The dagster-weaviate library allows you to easily interact with Weaviate's vector database capabilities to build AI-powered data pipelines in Dagster. You can perform vector similarity searches, manage schemas, and handle data operations directly from your Dagster assets.

Installation

pip install dagster dagster-weaviate

Examples

from dagster_weaviate import CloudConfig, WeaviateResource

import dagster as dg


@dg.asset
def my_table(weaviate: WeaviateResource):
with weaviate.get_client() as weaviate_client:
questions = weaviate_client.collections.get("Question")
questions.query.near_text(query="biology", limit=2)


defs = dg.Definitions(
assets=[my_table],
resources={
"weaviate": WeaviateResource(
connection_config=CloudConfig(cluster_url=dg.EnvVar("WCD_URL")),
auth_credentials={"api_key": dg.EnvVar("WCD_API_KEY")},
headers={
"X-Cohere-Api-Key": dg.EnvVar("COHERE_API_KEY"),
},
),
},
)

About Weaviate

Weaviate is an open-source vector database that enables you to store and manage vector embeddings at scale.
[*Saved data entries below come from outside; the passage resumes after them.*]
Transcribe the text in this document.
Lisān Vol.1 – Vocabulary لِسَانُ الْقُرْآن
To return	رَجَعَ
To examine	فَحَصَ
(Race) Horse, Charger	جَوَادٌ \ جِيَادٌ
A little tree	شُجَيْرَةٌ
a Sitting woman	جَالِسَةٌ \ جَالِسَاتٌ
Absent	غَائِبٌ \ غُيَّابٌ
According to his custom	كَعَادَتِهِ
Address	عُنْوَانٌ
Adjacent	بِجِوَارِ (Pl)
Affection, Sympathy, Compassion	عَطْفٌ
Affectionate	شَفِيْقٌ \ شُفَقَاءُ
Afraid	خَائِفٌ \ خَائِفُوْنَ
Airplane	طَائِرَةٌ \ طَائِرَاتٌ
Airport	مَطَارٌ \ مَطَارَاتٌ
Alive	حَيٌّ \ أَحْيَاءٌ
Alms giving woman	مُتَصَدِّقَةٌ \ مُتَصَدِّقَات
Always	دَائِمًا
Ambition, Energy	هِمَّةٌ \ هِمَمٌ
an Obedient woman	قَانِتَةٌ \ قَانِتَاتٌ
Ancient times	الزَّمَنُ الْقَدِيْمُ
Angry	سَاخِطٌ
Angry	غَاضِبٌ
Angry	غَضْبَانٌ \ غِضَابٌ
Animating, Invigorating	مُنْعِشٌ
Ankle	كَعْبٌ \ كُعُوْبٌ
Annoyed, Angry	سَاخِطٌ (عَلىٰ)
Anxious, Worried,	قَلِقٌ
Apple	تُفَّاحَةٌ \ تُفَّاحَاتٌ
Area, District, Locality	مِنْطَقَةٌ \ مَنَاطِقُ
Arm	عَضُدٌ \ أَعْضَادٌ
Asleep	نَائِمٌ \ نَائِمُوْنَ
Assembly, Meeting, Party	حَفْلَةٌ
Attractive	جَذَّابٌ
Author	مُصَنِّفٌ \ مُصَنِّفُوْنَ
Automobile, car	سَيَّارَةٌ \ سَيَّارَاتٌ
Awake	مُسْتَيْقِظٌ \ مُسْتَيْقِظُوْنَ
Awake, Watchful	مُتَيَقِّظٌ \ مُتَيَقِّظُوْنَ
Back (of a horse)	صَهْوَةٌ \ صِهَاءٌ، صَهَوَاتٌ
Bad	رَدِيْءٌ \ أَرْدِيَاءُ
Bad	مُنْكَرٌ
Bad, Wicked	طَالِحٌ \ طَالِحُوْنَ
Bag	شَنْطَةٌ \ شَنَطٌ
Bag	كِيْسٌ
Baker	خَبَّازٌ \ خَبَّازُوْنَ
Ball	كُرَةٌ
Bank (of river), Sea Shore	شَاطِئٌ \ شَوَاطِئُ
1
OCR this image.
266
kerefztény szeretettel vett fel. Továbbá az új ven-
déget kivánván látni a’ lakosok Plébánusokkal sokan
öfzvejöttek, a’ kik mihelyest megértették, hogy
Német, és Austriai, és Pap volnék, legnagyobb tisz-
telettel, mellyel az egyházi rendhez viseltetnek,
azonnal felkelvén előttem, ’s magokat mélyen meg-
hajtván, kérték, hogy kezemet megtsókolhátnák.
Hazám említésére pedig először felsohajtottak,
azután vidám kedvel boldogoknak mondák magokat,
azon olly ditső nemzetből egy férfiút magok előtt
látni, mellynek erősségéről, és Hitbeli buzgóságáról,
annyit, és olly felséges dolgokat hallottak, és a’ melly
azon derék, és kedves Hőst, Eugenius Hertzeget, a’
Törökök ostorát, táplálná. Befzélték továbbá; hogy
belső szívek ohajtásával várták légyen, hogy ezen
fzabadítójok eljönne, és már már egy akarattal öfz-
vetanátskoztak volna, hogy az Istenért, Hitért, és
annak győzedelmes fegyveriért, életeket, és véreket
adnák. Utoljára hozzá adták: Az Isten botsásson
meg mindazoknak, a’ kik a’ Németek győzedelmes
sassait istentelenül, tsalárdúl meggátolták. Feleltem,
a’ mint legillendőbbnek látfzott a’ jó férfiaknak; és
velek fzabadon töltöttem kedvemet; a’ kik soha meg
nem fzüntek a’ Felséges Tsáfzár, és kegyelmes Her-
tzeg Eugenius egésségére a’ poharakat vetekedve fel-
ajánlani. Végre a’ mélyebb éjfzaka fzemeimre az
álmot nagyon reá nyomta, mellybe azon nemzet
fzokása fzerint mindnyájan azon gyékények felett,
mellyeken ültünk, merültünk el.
You can start with a small dataset and scale up as your needs grow. This enables you to build powerful AI applications with semantic search and similarity matching capabilities. Weaviate offers fast query performance using vector-based search and GraphQL APIs, making it a powerful tool for AI-powered applications and machine learning workflows.